When a reporter asked her to define “In or near retirement,” Stefanik abruptly ended the press conference and walked away from reporters.
The press conference was scheduled to last 30 minutes, according to a media advisory her campaign sent out in advance.
But Stefanik ended the press conference after eight minutes.
Stefanik took six questions, five of which were about Medicare and Social Security, before walking away.
Responding to the first question, she said the cow that appears in her television commercial that began airing on Monday is named Success, and belongs to Dawn Sharfs, a Washington County farmer who is on her campaign’s agriculture advisory panel.
Earlier, Stefanik said Democratic and Working Families Party candidate Aaron Woolf has been “peddling political scare tactics and party talking points” to mislead voters about her position on Medicare.
She criticized Woolf for supporting President Obama’s health care reform plan, which changes Medicare payment methodology for medical providers.
“The reality is this: Aaron Woolf is the only candidate who supports cuts to Medicare to pay for Obamacare,” she said.
According to FactCheck.org, a program of the nonpartisan Annenberg Policy Center at University of Pennsylvania, the change under the health care reform law is “a cut in the future growth of spending over a decade,” not a cut to current Medicare spending.
Woolf had a busy schedule on Monday afternoon and was not available to comment, said his spokesman, Yianni Varonis.
In a prepared statement, Woolf said, “She still refuses to say whether or not she supports her friend Paul Ryan’s plan to end the Medicare guarantee.”
Ryan, a congressman from Wisconsin, has proposed a “premium support” program for future retirees, under which the federal government would provide stipends for Medicare recipients to buy coverage from private insurance companies. That concept is similar to the supplemental Medicare prescription plans.
FactCheck.org has criticized Democrats for implying that Ryan’s plan would apply to current Medicare recipients.
Stefanik was a debate preparation adviser on Ryan’s 2012 vice presidential campaign, and Ryan has endorsed her congressional candidacy and contributed, through his political action committee, to her campaign fund.
In interviews with The Post-Star on Aug. 19 and April 15, Stefanik would not say whether she supports Ryan’s Medicare proposal.
Asked in April if she agrees with Ryan’s age cutoff of 55 and younger to no longer receive traditional Medicare, she said, “I’m going to take a good look at it. I have to study it first.”
Asked at the press conference on Monday if there should be any changes in Medicare or Social Security for those retiring 10, 20 or 30 years from now, she said, “We need to make sure these programs exist in the future. Social Security and Medicare are on a path to insolvency for our future generations. So my commitment today is to reiterate my support to no changes to Medicare and Social Security for our seniors today.”
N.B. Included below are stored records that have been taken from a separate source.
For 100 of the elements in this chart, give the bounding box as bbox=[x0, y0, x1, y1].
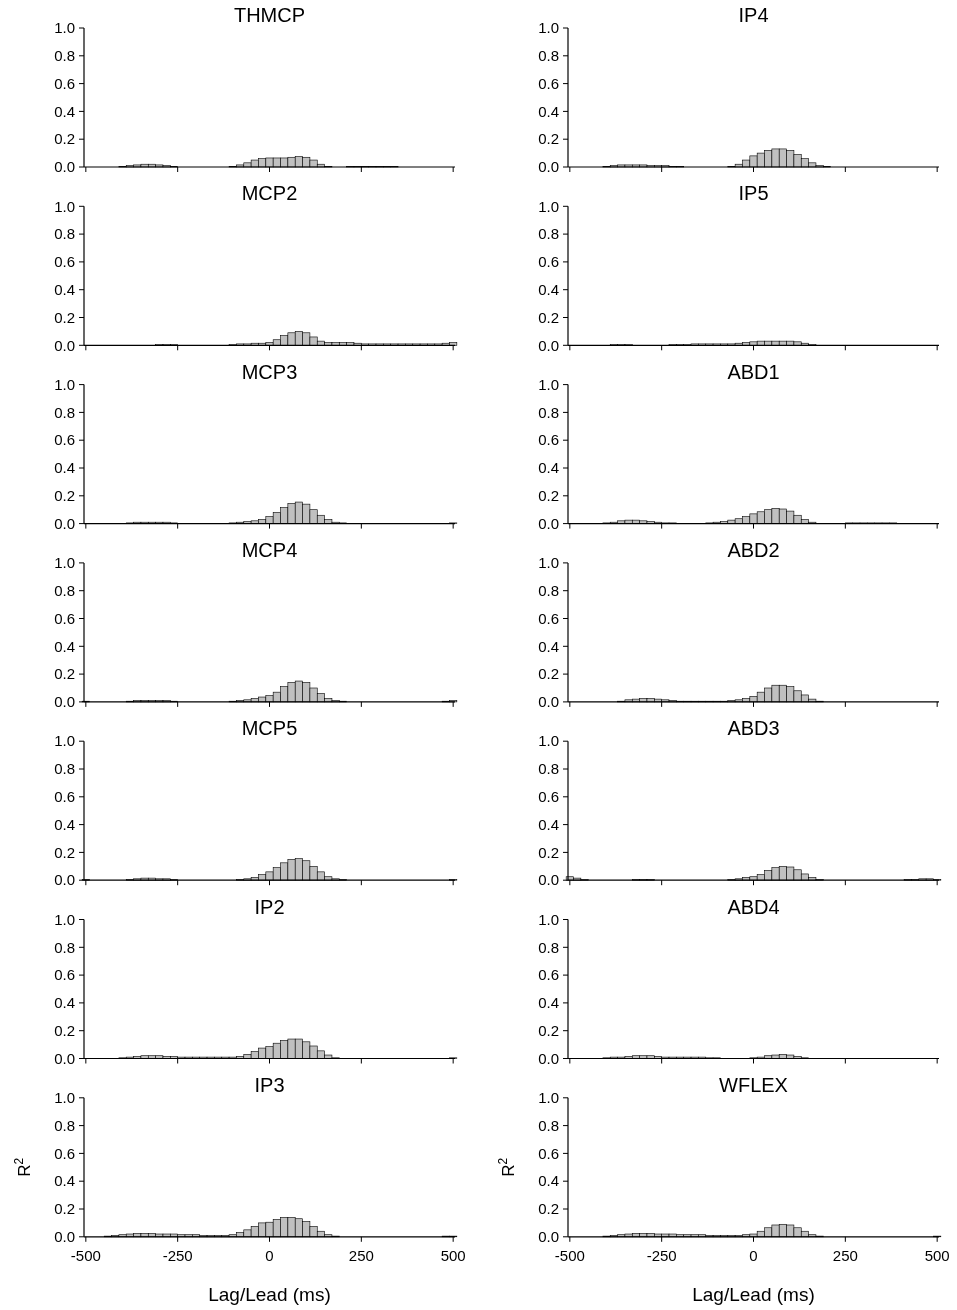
y-tick-label: 0.8 bbox=[54, 581, 75, 599]
chart-title: MCP2 bbox=[241, 182, 298, 205]
y-tick-label: 0.6 bbox=[54, 788, 75, 806]
y-tick-label: 0.8 bbox=[538, 938, 559, 956]
y-tick-label: 0.6 bbox=[54, 253, 75, 271]
chart-title: ABD1 bbox=[727, 360, 780, 383]
y-tick-label: 0.2 bbox=[54, 1200, 75, 1218]
chart-title: IP5 bbox=[738, 182, 769, 205]
y-tick-label: 0.4 bbox=[538, 1172, 559, 1190]
y-tick-label: 1.0 bbox=[54, 375, 75, 393]
y-tick-label: 0.0 bbox=[54, 158, 75, 176]
y-tick-label: 0.2 bbox=[54, 665, 75, 683]
y-tick-label: 1.0 bbox=[54, 19, 75, 37]
chart-title: ABD4 bbox=[727, 895, 780, 918]
y-tick-label: 0.0 bbox=[54, 1049, 75, 1067]
y-tick-label: 0.8 bbox=[54, 47, 75, 65]
y-tick-label: 0.0 bbox=[538, 1228, 559, 1246]
x-tick-label: -250 bbox=[162, 1246, 193, 1264]
y-tick-label: 0.2 bbox=[538, 1021, 559, 1039]
y-tick-label: 0.6 bbox=[54, 74, 75, 92]
y-tick-label: 0.4 bbox=[54, 1172, 75, 1190]
y-tick-label: 0.8 bbox=[54, 938, 75, 956]
y-tick-label: 0.2 bbox=[538, 665, 559, 683]
y-tick-label: 0.6 bbox=[538, 966, 559, 984]
y-tick-label: 0.0 bbox=[54, 693, 75, 711]
y-tick-label: 0.0 bbox=[54, 1228, 75, 1246]
y-tick-label: 0.4 bbox=[54, 102, 75, 120]
y-tick-label: 0.6 bbox=[54, 1144, 75, 1162]
x-tick-label: 0 bbox=[749, 1246, 758, 1264]
y-tick-label: 0.6 bbox=[538, 253, 559, 271]
y-tick-label: 1.0 bbox=[54, 910, 75, 928]
y-tick-label: 0.6 bbox=[54, 609, 75, 627]
y-tick-label: 0.6 bbox=[538, 1144, 559, 1162]
y-tick-label: 0.4 bbox=[538, 280, 559, 298]
y-tick-label: 0.6 bbox=[54, 966, 75, 984]
y-tick-label: 1.0 bbox=[54, 197, 75, 215]
y-tick-label: 1.0 bbox=[538, 1089, 559, 1107]
y-tick-label: 1.0 bbox=[54, 732, 75, 750]
chart-title: MCP5 bbox=[241, 717, 298, 740]
chart-title: IP2 bbox=[254, 895, 285, 918]
y-tick-label: 0.0 bbox=[538, 514, 559, 532]
y-tick-label: 0.0 bbox=[538, 158, 559, 176]
y-tick-label: 0.0 bbox=[538, 871, 559, 889]
y-tick-label: 0.4 bbox=[54, 459, 75, 477]
x-tick-label: 250 bbox=[832, 1246, 858, 1264]
y-tick-label: 0.8 bbox=[538, 47, 559, 65]
y-tick-label: 0.0 bbox=[538, 336, 559, 354]
x-tick-label: 250 bbox=[348, 1246, 374, 1264]
chart-title: ABD2 bbox=[727, 538, 780, 561]
chart-title: ABD3 bbox=[727, 717, 780, 740]
y-tick-label: 0.6 bbox=[538, 609, 559, 627]
x-tick-label: 0 bbox=[265, 1246, 274, 1264]
y-tick-label: 0.2 bbox=[54, 1021, 75, 1039]
y-tick-label: 0.4 bbox=[538, 994, 559, 1012]
y-tick-label: 0.4 bbox=[54, 280, 75, 298]
y-tick-label: 0.2 bbox=[54, 487, 75, 505]
chart-title: MCP3 bbox=[241, 360, 298, 383]
y-tick-label: 1.0 bbox=[538, 19, 559, 37]
y-tick-label: 1.0 bbox=[538, 375, 559, 393]
y-tick-label: 0.0 bbox=[54, 514, 75, 532]
y-tick-label: 0.6 bbox=[538, 74, 559, 92]
y-tick-label: 0.2 bbox=[538, 130, 559, 148]
y-tick-label: 0.8 bbox=[538, 760, 559, 778]
y-tick-label: 0.6 bbox=[538, 431, 559, 449]
y-tick-label: 0.2 bbox=[538, 308, 559, 326]
chart-title: WFLEX bbox=[719, 1073, 788, 1096]
y-tick-label: 1.0 bbox=[538, 197, 559, 215]
y-tick-label: 0.4 bbox=[538, 815, 559, 833]
y-tick-label: 1.0 bbox=[538, 732, 559, 750]
y-tick-label: 1.0 bbox=[54, 1089, 75, 1107]
y-tick-label: 0.2 bbox=[54, 843, 75, 861]
chart-title: IP4 bbox=[738, 4, 769, 26]
y-tick-label: 1.0 bbox=[54, 554, 75, 572]
x-axis-title: Lag/Lead (ms) bbox=[208, 1283, 331, 1305]
y-tick-label: 0.8 bbox=[54, 225, 75, 243]
x-tick-label: 500 bbox=[924, 1246, 950, 1264]
y-tick-label: 0.4 bbox=[54, 637, 75, 655]
y-tick-label: 0.0 bbox=[538, 1049, 559, 1067]
chart-title: MCP4 bbox=[241, 538, 298, 561]
x-axis-title: Lag/Lead (ms) bbox=[692, 1283, 815, 1305]
y-tick-label: 1.0 bbox=[538, 554, 559, 572]
y-tick-label: 1.0 bbox=[538, 910, 559, 928]
y-tick-label: 0.8 bbox=[538, 581, 559, 599]
y-tick-label: 0.8 bbox=[538, 225, 559, 243]
y-tick-label: 0.8 bbox=[54, 1116, 75, 1134]
x-tick-label: -500 bbox=[70, 1246, 101, 1264]
y-tick-label: 0.8 bbox=[538, 1116, 559, 1134]
y-tick-label: 0.4 bbox=[54, 815, 75, 833]
y-tick-label: 0.4 bbox=[538, 637, 559, 655]
y-tick-label: 0.0 bbox=[54, 871, 75, 889]
y-tick-label: 0.8 bbox=[538, 403, 559, 421]
y-tick-label: 0.2 bbox=[538, 487, 559, 505]
y-tick-label: 0.8 bbox=[54, 403, 75, 421]
y-tick-label: 0.0 bbox=[538, 693, 559, 711]
chart-title: IP3 bbox=[254, 1073, 285, 1096]
chart-title: THMCP bbox=[233, 4, 306, 26]
y-tick-label: 0.2 bbox=[54, 130, 75, 148]
y-tick-label: 0.4 bbox=[538, 102, 559, 120]
y-tick-label: 0.0 bbox=[54, 336, 75, 354]
y-tick-label: 0.2 bbox=[54, 308, 75, 326]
Asked how she would “protect and preserve” Medicare for future generations, she said,
“I’m willing to have a conversation with anyone regardless of party affiliation about ideas and how we can protect and preserve these programs. ... I’m willing to roll up my sleeves and solve these issues instead of kicking the can down the road, which is what Washington has been doing for generations, frankly.”
Also at the press conference on Monday, Bill Osborn of Queensbury, father of Ben Osborn, a local soldier killed in Afghanistan in 2010, spoke in support of Stefanik’s campaign.
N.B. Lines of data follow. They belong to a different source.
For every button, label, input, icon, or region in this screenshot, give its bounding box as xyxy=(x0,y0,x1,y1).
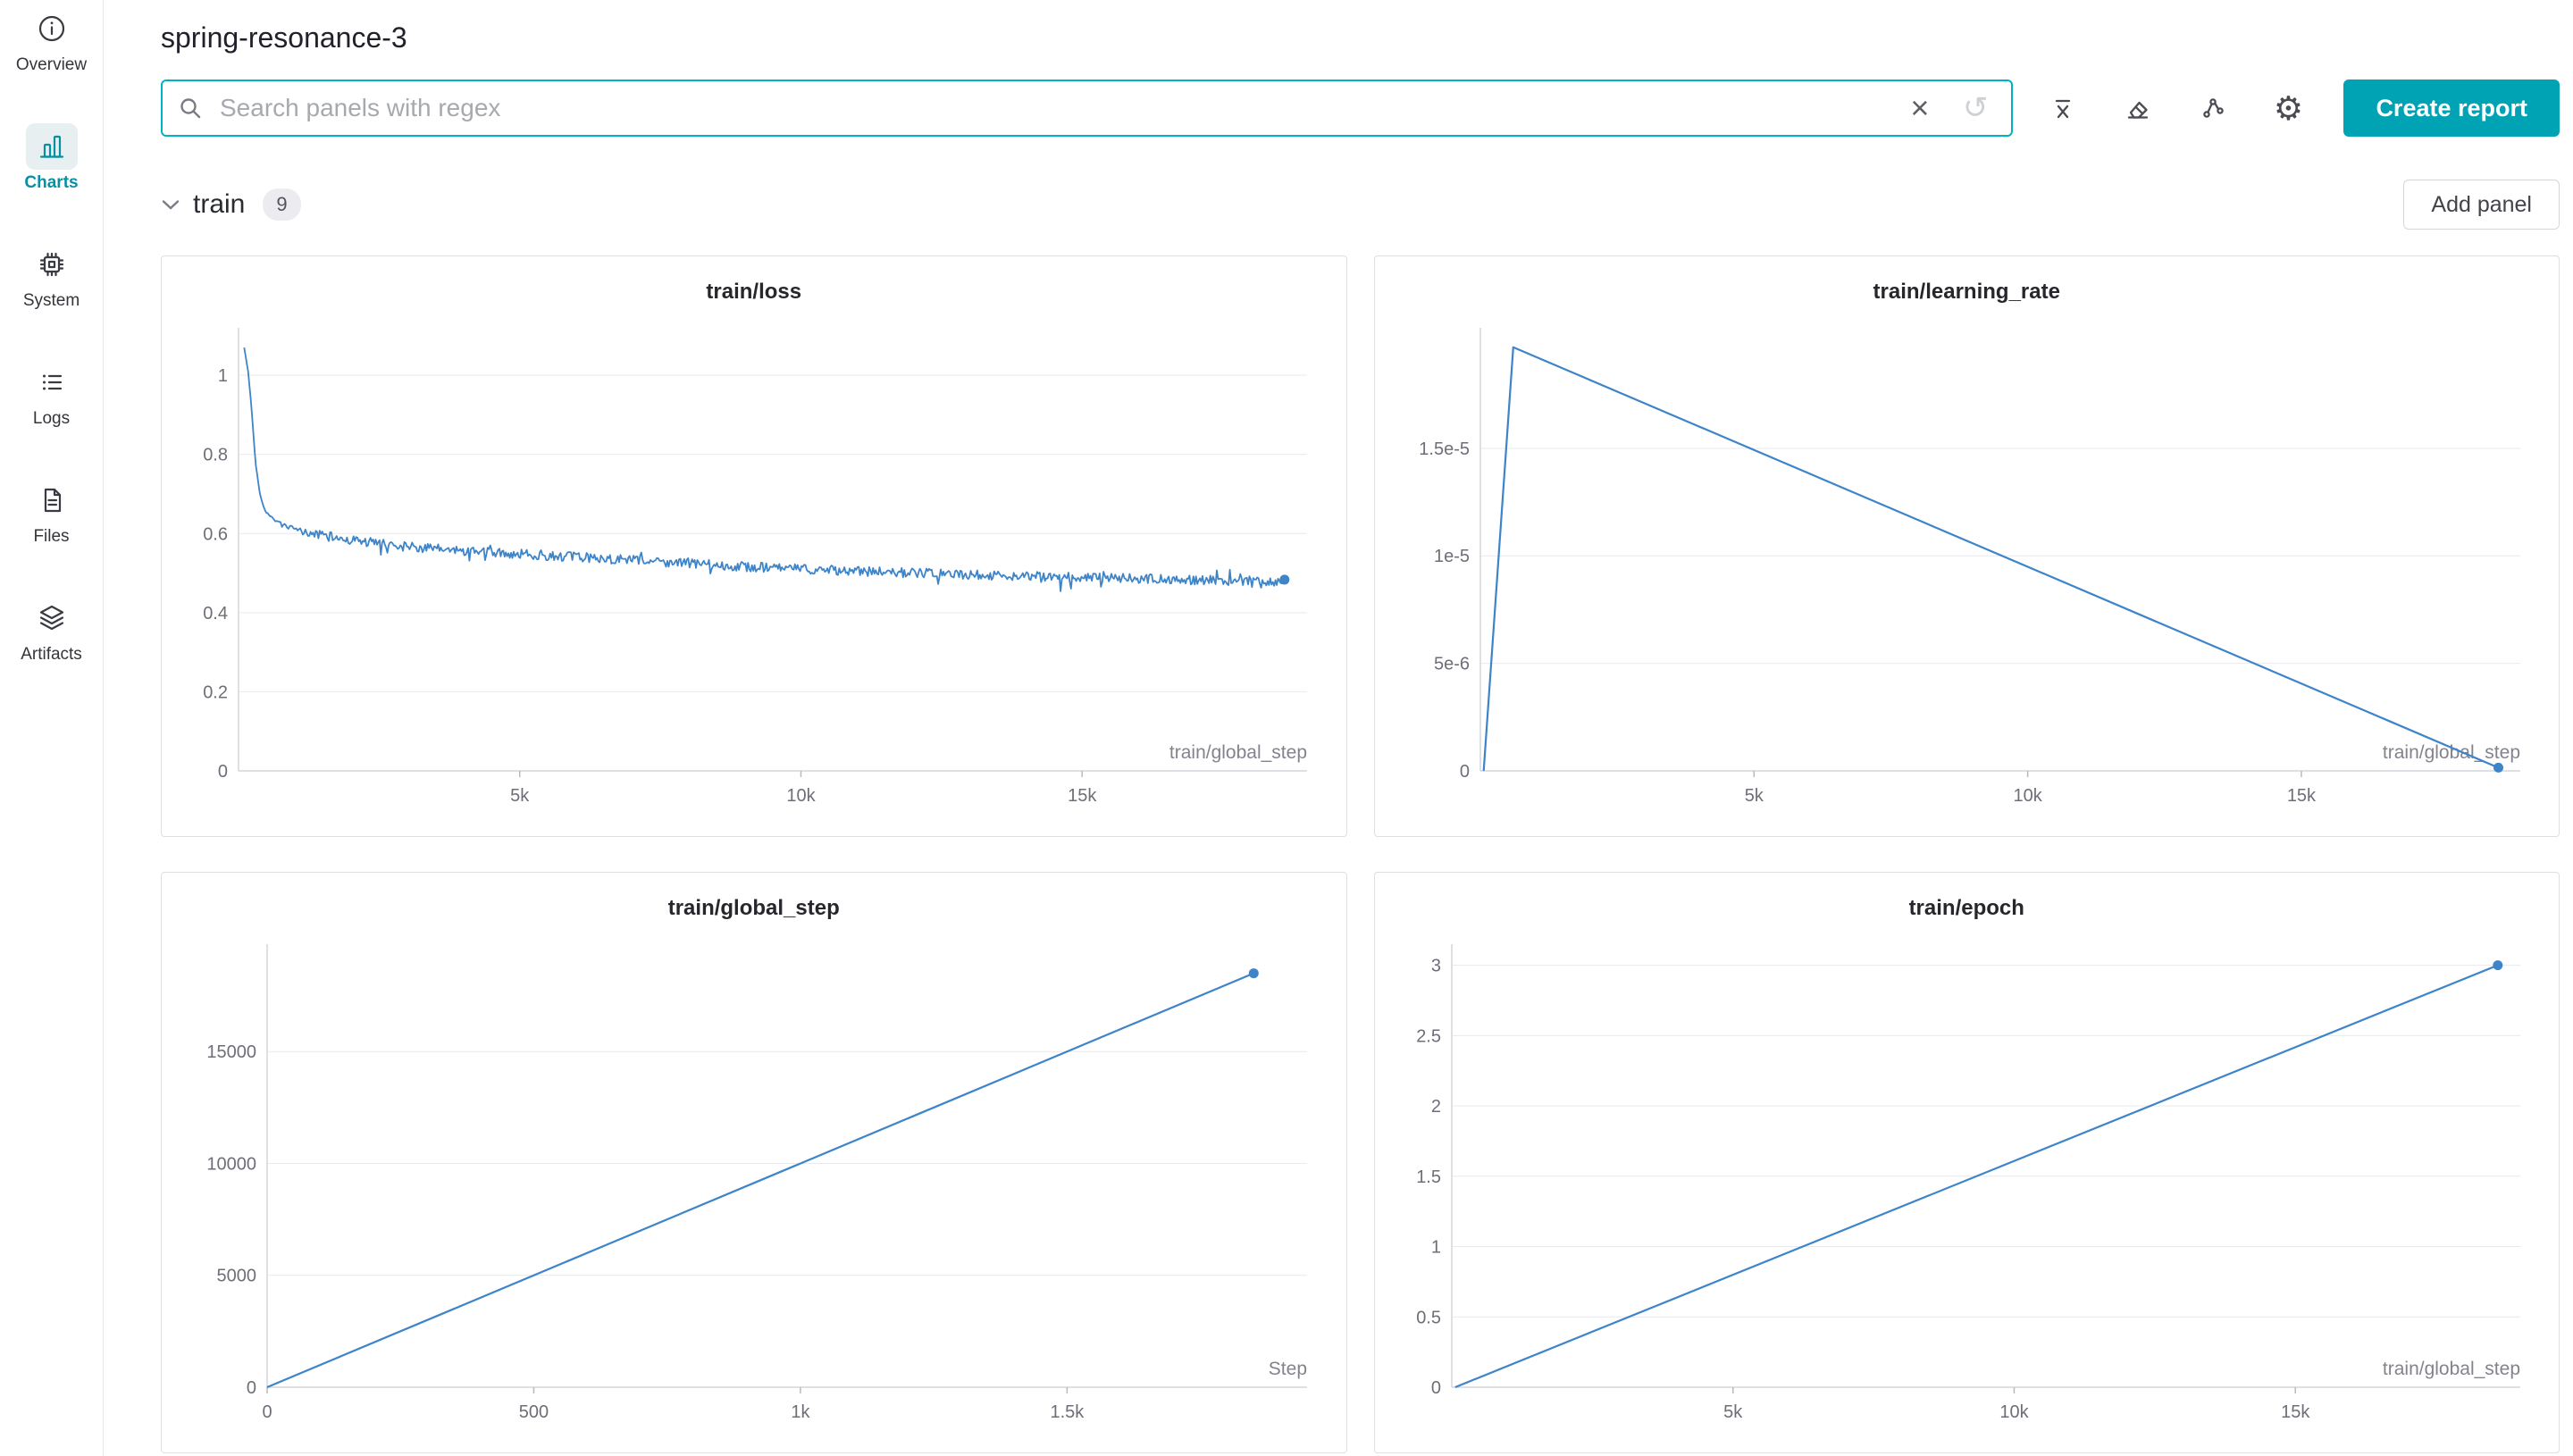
svg-text:0.8: 0.8 xyxy=(203,446,228,465)
svg-text:0: 0 xyxy=(262,1402,272,1422)
svg-text:0: 0 xyxy=(1459,762,1469,782)
panel-train-epoch: train/epoch 0 0.5 1 1.5 2 2.5 3 5k 10k 15k train/g… xyxy=(1373,872,2560,1453)
svg-text:1e-5: 1e-5 xyxy=(1433,547,1469,566)
svg-text:10000: 10000 xyxy=(206,1154,256,1174)
list-icon xyxy=(26,359,78,406)
settings-gear-icon[interactable]: ⚙ xyxy=(2263,83,2313,133)
layers-icon xyxy=(26,595,78,641)
x-axis-icon[interactable] xyxy=(2038,83,2088,133)
clear-search-icon[interactable]: × xyxy=(1910,89,1930,126)
panel-title: train/loss xyxy=(706,280,802,304)
section-header: train 9 Add panel xyxy=(161,178,2560,231)
bar-chart-icon xyxy=(25,123,78,170)
sidebar-item-artifacts[interactable]: Artifacts xyxy=(0,595,103,665)
sidebar-item-label: Overview xyxy=(15,55,88,74)
panel-train-learning-rate: train/learning_rate 0 5e-6 1e-5 1.5e-5 5k 10k… xyxy=(1373,255,2560,837)
panel-grid: train/loss 0 0.2 0.4 0.6 0.8 1 5k 10k 15k train/g… xyxy=(161,255,2560,1453)
run-title: spring-resonance-3 xyxy=(161,21,407,54)
add-panel-button[interactable]: Add panel xyxy=(2403,180,2560,230)
info-icon xyxy=(26,5,78,52)
chart-plot-train-global-step[interactable]: 0 5000 10000 15000 0 500 1k 1.5k Step xyxy=(162,928,1346,1446)
document-icon xyxy=(26,477,78,523)
svg-text:train/global_step: train/global_step xyxy=(2382,742,2519,763)
svg-text:1.5k: 1.5k xyxy=(1050,1402,1085,1422)
svg-text:500: 500 xyxy=(519,1402,549,1422)
svg-text:1: 1 xyxy=(1430,1238,1440,1258)
svg-text:15k: 15k xyxy=(2281,1402,2310,1422)
svg-text:train/global_step: train/global_step xyxy=(1169,742,1307,763)
sidebar-item-overview[interactable]: Overview xyxy=(0,5,103,75)
sidebar-item-label: Logs xyxy=(32,409,71,428)
svg-text:15k: 15k xyxy=(1068,786,1097,806)
svg-text:5k: 5k xyxy=(1744,786,1764,806)
chevron-down-icon[interactable] xyxy=(161,198,180,211)
sidebar: Overview Charts System Logs Files xyxy=(0,0,104,1456)
section-title: train xyxy=(193,189,246,219)
search-bar: × ↺ xyxy=(161,79,2014,137)
create-report-button[interactable]: Create report xyxy=(2343,79,2560,137)
sidebar-item-charts[interactable]: Charts xyxy=(0,123,103,193)
svg-text:15000: 15000 xyxy=(206,1042,256,1062)
svg-text:train/global_step: train/global_step xyxy=(2382,1359,2519,1379)
sidebar-item-label: Artifacts xyxy=(21,645,82,664)
toolbar: × ↺ ⚙ Create report xyxy=(161,79,2560,137)
svg-text:1k: 1k xyxy=(791,1402,810,1422)
svg-text:3: 3 xyxy=(1430,957,1440,976)
node-graph-icon[interactable] xyxy=(2188,83,2238,133)
svg-text:15k: 15k xyxy=(2286,786,2316,806)
svg-text:0.4: 0.4 xyxy=(203,604,228,623)
svg-text:1.5e-5: 1.5e-5 xyxy=(1419,439,1470,459)
chart-plot-train-learning-rate[interactable]: 0 5e-6 1e-5 1.5e-5 5k 10k 15k train/global_step xyxy=(1375,312,2560,830)
svg-text:2: 2 xyxy=(1430,1097,1440,1117)
svg-text:0: 0 xyxy=(1430,1378,1440,1398)
panel-train-loss: train/loss 0 0.2 0.4 0.6 0.8 1 5k 10k 15k train/g… xyxy=(161,255,1347,837)
panel-count-badge: 9 xyxy=(263,188,301,221)
svg-text:5k: 5k xyxy=(1723,1402,1743,1422)
svg-text:0.6: 0.6 xyxy=(203,524,228,544)
svg-text:10k: 10k xyxy=(2013,786,2042,806)
history-icon[interactable]: ↺ xyxy=(1962,91,1989,125)
svg-text:0: 0 xyxy=(218,762,228,782)
svg-text:5k: 5k xyxy=(510,786,530,806)
svg-text:1: 1 xyxy=(218,366,228,386)
sidebar-item-system[interactable]: System xyxy=(0,241,103,311)
chart-plot-train-loss[interactable]: 0 0.2 0.4 0.6 0.8 1 5k 10k 15k train/global_step xyxy=(162,312,1346,830)
sidebar-item-files[interactable]: Files xyxy=(0,477,103,547)
svg-text:0: 0 xyxy=(247,1378,256,1398)
svg-text:5000: 5000 xyxy=(217,1267,257,1286)
chart-plot-train-epoch[interactable]: 0 0.5 1 1.5 2 2.5 3 5k 10k 15k train/global_step xyxy=(1375,928,2560,1446)
search-input[interactable] xyxy=(161,79,2014,137)
panel-title: train/global_step xyxy=(667,896,840,920)
sidebar-item-label: System xyxy=(22,291,80,310)
panel-title: train/learning_rate xyxy=(1873,280,2060,304)
svg-text:5e-6: 5e-6 xyxy=(1433,655,1469,674)
panel-train-global-step: train/global_step 0 5000 10000 15000 0 500 1k 1… xyxy=(161,872,1347,1453)
svg-text:0.2: 0.2 xyxy=(203,682,228,702)
cpu-icon xyxy=(26,241,78,288)
svg-text:10k: 10k xyxy=(786,786,816,806)
sidebar-item-label: Files xyxy=(33,527,70,546)
sidebar-item-logs[interactable]: Logs xyxy=(0,359,103,429)
svg-text:Step: Step xyxy=(1269,1359,1307,1379)
svg-text:10k: 10k xyxy=(1999,1402,2029,1422)
sidebar-item-label: Charts xyxy=(24,173,79,192)
eraser-icon[interactable] xyxy=(2113,83,2163,133)
svg-text:2.5: 2.5 xyxy=(1416,1026,1441,1046)
panel-title: train/epoch xyxy=(1908,896,2024,920)
search-icon xyxy=(177,95,204,121)
main-content: spring-resonance-3 × ↺ ⚙ Create report xyxy=(104,0,2573,1456)
svg-text:0.5: 0.5 xyxy=(1416,1308,1441,1327)
svg-text:1.5: 1.5 xyxy=(1416,1167,1441,1187)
“I know Elise and have spoken to her about these important issues,” he said, referring to Social Security and Medicare.
Stefanik, a plywood company vice president and former White House policy adviser from Willsboro, and Woolf, a filmmaker from Elizabethtown, are running in the 21st Congressional District.
U.S. Rep. Bill Owens, D-Plattsburgh, is not seeking re-election in the district.
The Green Party candidate is Matt Funiciello, a bread company owner and political activist from Glens Falls.
Funciello has said the Medicare program should be expanded to provide mandatory coverage for everyone, and the cap on income subject to Social Security taxes should be increased.